Al calor del día, la experiencia se expande a los lugares más emblemáticos de la ciudad. La estancia incluye el acceso al Museo Thyssen-Bornemisza, un espacio que invita a las familias a explorar uno de los ejes culturales más importantes del mundo, esta vez, de una manera emocionante y compartida.

Al regresar al hotel, los fines de semana se transforman gracias a una elegante coreografía. La experiencia comienza con un brunch de proximidad realzado por los acordes de un arpa, para después ceder el paso a las tardes de piano en el lobby; allí, la música acompaña una pausa perfecta donde conviven la ilusión de los niños, con su chocolate con churros,, y la calma de los adultos disfrutando de un café o una copa.

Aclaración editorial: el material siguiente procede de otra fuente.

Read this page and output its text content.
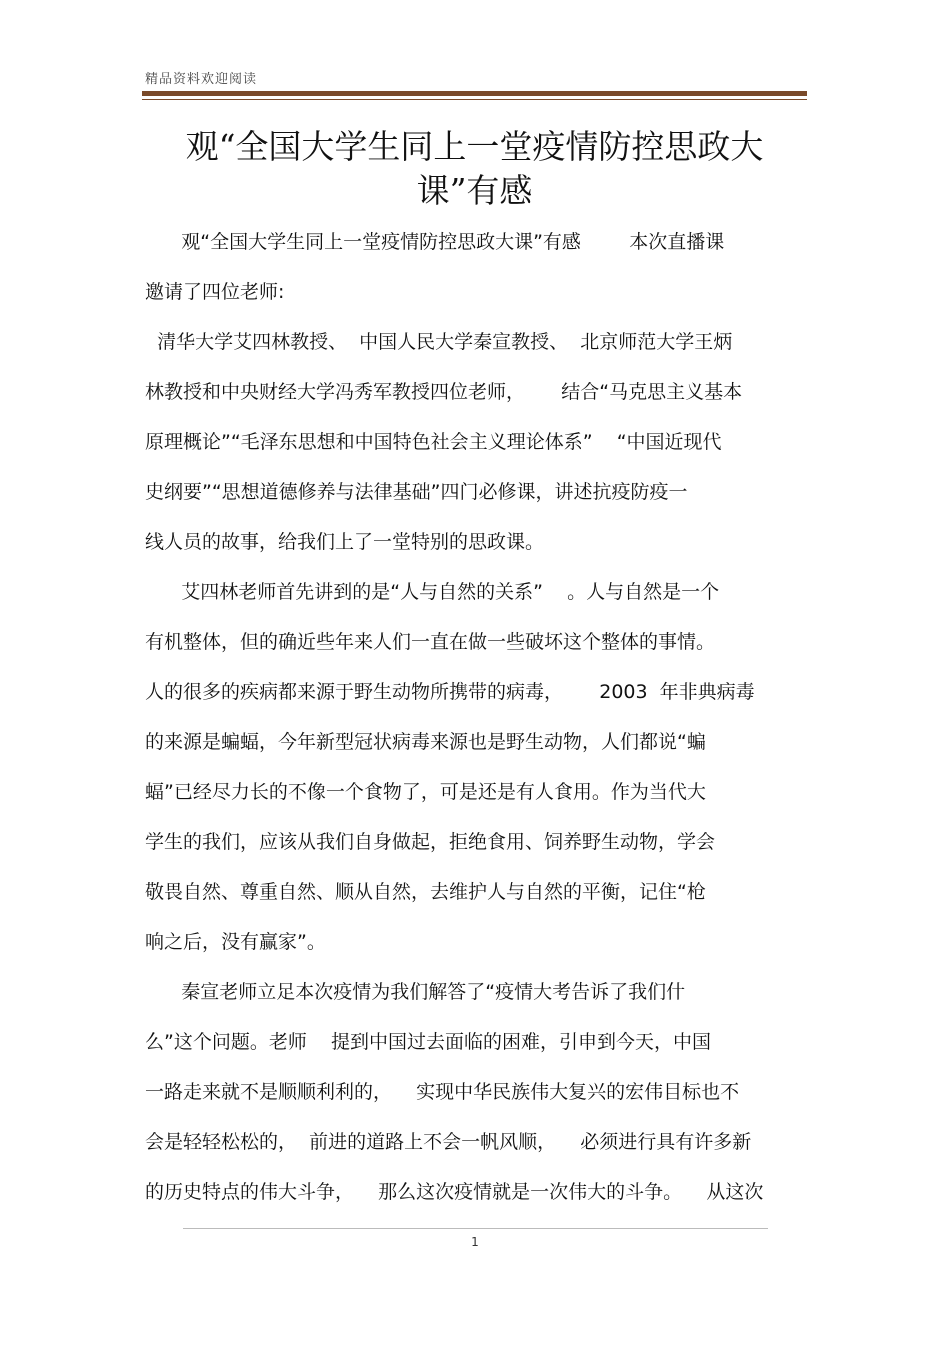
精品资料欢迎阅读
观“全国大学生同上一堂疫情防控思政大
课”有感
观“全国大学生同上一堂疫情防控思政大课”有感        本次直播课
邀请了四位老师:
清华大学艾四林教授、  中国人民大学秦宣教授、  北京师范大学王炳
林教授和中央财经大学冯秀军教授四位老师，      结合“马克思主义基本
原理概论”“毛泽东思想和中国特色社会主义理论体系”    “中国近现代
史纲要”“思想道德修养与法律基础”四门必修课，讲述抗疫防疫一
线人员的故事，给我们上了一堂特别的思政课。
艾四林老师首先讲到的是“人与自然的关系”    。人与自然是一个
有机整体，但的确近些年来人们一直在做一些破坏这个整体的事情。
人的很多的疾病都来源于野生动物所携带的病毒，      2003  年非典病毒
的来源是蝙蝠，今年新型冠状病毒来源也是野生动物，人们都说“蝙
蝠”已经尽力长的不像一个食物了，可是还是有人食用。作为当代大
学生的我们，应该从我们自身做起，拒绝食用、饲养野生动物，学会
敬畏自然、尊重自然、顺从自然，去维护人与自然的平衡，记住“枪
响之后，没有赢家”。
秦宣老师立足本次疫情为我们解答了“疫情大考告诉了我们什
么”这个问题。老师    提到中国过去面临的困难，引申到今天，中国
一路走来就不是顺顺利利的，    实现中华民族伟大复兴的宏伟目标也不
会是轻轻松松的，  前进的道路上不会一帆风顺，    必须进行具有许多新
的历史特点的伟大斗争，    那么这次疫情就是一次伟大的斗争。    从这次
1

Al ser pionero del concepto de hotel boutique en Madrid, Urso Hotel & Spa mantiene su relevancia no solo por la conveniencia de sus 79 elegantes habitaciones o por su propuesta gastronómica en espacios como Casa Felisa, sino también por su capacidad de entender que el lujo contemporáneo reside en la calidez de sentirse verdaderamente en casa mientras se descubre una de las urbes más deseadas de Europa.